If you are working on a hobby level and you are planning to stick with 4K mostly, then I think 512Gb SSD as a boot drive would be a good start if you plan to store 1 to 2 projects on the main drive. Though I would recommend storing your projects on a separate drive as well as your media files and leave the boot drive mainly as an OS and application drive. This way your video editing software will work most efficiently. To be honest, video editing is very fluid because when you start to create certain projects, you will eventually tap into the special effects and transitions and corrections even for a hobbyist that can take from amateur to semi-professional with FCPX and Davinci Resolve very rapidly. Which means, your GPU memory will go from the basic 4Gb of GDDR5 ram to wanting a standard 8Gb ram.
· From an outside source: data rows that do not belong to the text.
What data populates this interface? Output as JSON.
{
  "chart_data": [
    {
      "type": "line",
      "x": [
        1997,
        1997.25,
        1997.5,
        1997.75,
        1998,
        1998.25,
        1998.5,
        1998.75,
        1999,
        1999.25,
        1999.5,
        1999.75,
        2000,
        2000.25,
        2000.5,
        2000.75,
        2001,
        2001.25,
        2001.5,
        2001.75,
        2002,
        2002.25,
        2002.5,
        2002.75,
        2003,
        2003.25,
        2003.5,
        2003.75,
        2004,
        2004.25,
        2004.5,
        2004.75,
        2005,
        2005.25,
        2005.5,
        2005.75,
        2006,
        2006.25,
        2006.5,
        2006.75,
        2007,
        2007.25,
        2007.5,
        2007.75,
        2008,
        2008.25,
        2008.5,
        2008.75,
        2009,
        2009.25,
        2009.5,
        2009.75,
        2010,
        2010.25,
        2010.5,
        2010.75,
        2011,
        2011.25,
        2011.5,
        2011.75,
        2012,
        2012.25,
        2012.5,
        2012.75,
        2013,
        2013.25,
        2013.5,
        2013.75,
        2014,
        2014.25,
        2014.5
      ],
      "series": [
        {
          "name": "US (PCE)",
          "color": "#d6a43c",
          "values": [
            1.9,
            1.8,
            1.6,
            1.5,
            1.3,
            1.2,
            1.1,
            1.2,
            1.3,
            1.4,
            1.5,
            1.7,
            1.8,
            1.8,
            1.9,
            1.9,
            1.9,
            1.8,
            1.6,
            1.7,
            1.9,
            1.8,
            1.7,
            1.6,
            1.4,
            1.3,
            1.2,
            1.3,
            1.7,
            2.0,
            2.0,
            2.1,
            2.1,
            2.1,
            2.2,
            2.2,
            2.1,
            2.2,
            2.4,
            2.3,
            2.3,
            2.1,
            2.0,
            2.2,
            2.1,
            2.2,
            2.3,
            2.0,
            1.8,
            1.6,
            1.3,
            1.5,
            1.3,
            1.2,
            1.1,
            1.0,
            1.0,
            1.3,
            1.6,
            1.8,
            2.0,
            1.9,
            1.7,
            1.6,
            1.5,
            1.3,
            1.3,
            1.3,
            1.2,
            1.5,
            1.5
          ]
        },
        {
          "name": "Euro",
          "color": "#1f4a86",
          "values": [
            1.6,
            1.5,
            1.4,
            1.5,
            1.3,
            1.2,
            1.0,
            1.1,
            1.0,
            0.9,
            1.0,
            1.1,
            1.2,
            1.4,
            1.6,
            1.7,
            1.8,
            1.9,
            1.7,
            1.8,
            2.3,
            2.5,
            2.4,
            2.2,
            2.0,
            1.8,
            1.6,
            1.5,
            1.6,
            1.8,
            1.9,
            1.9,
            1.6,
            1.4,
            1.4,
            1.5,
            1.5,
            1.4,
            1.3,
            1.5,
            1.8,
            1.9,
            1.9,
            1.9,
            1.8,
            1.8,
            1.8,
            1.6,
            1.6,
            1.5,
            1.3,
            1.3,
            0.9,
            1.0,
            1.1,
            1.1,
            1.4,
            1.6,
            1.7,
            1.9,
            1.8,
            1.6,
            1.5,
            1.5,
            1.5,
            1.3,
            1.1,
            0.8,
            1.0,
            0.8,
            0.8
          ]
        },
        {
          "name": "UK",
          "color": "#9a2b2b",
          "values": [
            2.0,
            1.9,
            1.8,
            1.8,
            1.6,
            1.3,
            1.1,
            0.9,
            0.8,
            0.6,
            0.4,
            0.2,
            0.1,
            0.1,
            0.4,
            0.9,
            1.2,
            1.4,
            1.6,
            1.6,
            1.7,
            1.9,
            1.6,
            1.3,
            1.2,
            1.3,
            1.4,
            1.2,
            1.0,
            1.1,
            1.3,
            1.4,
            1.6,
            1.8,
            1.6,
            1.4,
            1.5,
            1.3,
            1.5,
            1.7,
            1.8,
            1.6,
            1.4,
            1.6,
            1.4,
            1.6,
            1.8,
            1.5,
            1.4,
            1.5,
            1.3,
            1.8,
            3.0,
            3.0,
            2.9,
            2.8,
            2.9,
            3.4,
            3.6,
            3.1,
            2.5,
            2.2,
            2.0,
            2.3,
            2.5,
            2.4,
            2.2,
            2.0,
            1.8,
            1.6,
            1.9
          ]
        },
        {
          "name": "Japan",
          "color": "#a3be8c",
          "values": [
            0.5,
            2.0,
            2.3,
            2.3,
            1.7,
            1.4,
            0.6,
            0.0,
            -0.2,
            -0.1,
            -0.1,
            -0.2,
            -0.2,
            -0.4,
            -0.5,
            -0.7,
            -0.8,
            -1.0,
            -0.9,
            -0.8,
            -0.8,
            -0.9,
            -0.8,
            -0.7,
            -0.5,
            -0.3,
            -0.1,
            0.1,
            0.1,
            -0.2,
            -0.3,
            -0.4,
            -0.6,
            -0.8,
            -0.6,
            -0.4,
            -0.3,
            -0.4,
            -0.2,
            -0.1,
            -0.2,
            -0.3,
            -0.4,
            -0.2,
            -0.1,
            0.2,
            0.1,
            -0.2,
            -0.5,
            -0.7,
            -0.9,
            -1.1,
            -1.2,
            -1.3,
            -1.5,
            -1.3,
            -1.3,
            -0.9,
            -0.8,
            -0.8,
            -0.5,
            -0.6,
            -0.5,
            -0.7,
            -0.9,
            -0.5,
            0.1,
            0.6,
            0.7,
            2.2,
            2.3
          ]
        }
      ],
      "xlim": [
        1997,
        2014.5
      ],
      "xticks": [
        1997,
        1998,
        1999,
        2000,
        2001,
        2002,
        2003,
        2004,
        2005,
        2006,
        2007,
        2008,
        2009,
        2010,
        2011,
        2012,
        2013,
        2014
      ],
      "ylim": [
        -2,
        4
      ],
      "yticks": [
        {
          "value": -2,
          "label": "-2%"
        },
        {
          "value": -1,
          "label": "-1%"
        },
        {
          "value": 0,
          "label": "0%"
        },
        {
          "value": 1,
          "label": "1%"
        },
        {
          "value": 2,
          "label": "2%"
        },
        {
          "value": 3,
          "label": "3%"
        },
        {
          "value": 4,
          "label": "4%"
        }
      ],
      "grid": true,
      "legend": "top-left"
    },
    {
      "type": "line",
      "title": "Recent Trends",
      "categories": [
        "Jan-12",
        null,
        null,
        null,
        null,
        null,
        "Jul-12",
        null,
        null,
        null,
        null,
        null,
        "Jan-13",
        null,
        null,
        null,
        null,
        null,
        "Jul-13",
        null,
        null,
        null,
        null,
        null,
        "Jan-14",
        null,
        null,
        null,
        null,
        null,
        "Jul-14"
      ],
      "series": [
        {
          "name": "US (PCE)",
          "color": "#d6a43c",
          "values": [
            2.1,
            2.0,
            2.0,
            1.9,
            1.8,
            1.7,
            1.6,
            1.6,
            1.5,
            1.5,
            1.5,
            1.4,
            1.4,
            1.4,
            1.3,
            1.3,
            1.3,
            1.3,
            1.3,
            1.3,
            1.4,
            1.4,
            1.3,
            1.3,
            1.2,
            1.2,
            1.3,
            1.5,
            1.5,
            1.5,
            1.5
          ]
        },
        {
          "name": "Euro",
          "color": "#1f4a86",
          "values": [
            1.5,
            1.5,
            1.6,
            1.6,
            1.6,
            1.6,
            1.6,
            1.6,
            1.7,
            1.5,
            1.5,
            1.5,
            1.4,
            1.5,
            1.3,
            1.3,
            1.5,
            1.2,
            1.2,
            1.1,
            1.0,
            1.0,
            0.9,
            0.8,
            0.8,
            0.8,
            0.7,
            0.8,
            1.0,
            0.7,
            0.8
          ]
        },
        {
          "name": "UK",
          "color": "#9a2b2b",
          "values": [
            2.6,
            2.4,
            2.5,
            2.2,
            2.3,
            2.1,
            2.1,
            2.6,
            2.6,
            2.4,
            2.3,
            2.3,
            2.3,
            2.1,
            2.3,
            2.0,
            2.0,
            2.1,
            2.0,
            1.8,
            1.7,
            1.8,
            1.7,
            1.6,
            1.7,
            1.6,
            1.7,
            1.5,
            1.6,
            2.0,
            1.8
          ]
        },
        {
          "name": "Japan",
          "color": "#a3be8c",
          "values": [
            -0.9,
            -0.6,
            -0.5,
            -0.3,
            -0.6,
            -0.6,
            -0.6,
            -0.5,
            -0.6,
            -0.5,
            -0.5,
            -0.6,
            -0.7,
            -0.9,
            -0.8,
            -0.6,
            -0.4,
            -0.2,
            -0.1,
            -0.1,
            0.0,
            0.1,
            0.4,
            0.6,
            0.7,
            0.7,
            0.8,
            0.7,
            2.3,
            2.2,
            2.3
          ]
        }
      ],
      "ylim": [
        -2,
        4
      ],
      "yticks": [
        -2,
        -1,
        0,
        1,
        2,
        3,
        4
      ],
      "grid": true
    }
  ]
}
Professionals usually prefer 12 to 16Gb of GDDR5. Like I said; if you're a hobby producer, then 4Gb is a good start and opting for one GPU over another or one CPU over another slightly faster one is probably just going to give you a few FPS in performance. The difference between 4Gb vs 8Gb of GPU ram can be that certain effects and transitions can not be done because you run out of memory. That's going to be somewhat common with 4K than with 1080HD, which is why I work mainly with 1080pHD and 2K while when I did work in the digital media industry 4 years ago, we deal with 4K often. The good thing about TB3 and Mojave is that, you can hook up a eGPU and upgrade later on if your iMac's dGPU is no longer able to keep up with your needs. 4Gb is a good start with the GPU ram and you might be happy with it for awhile. Only you can decide.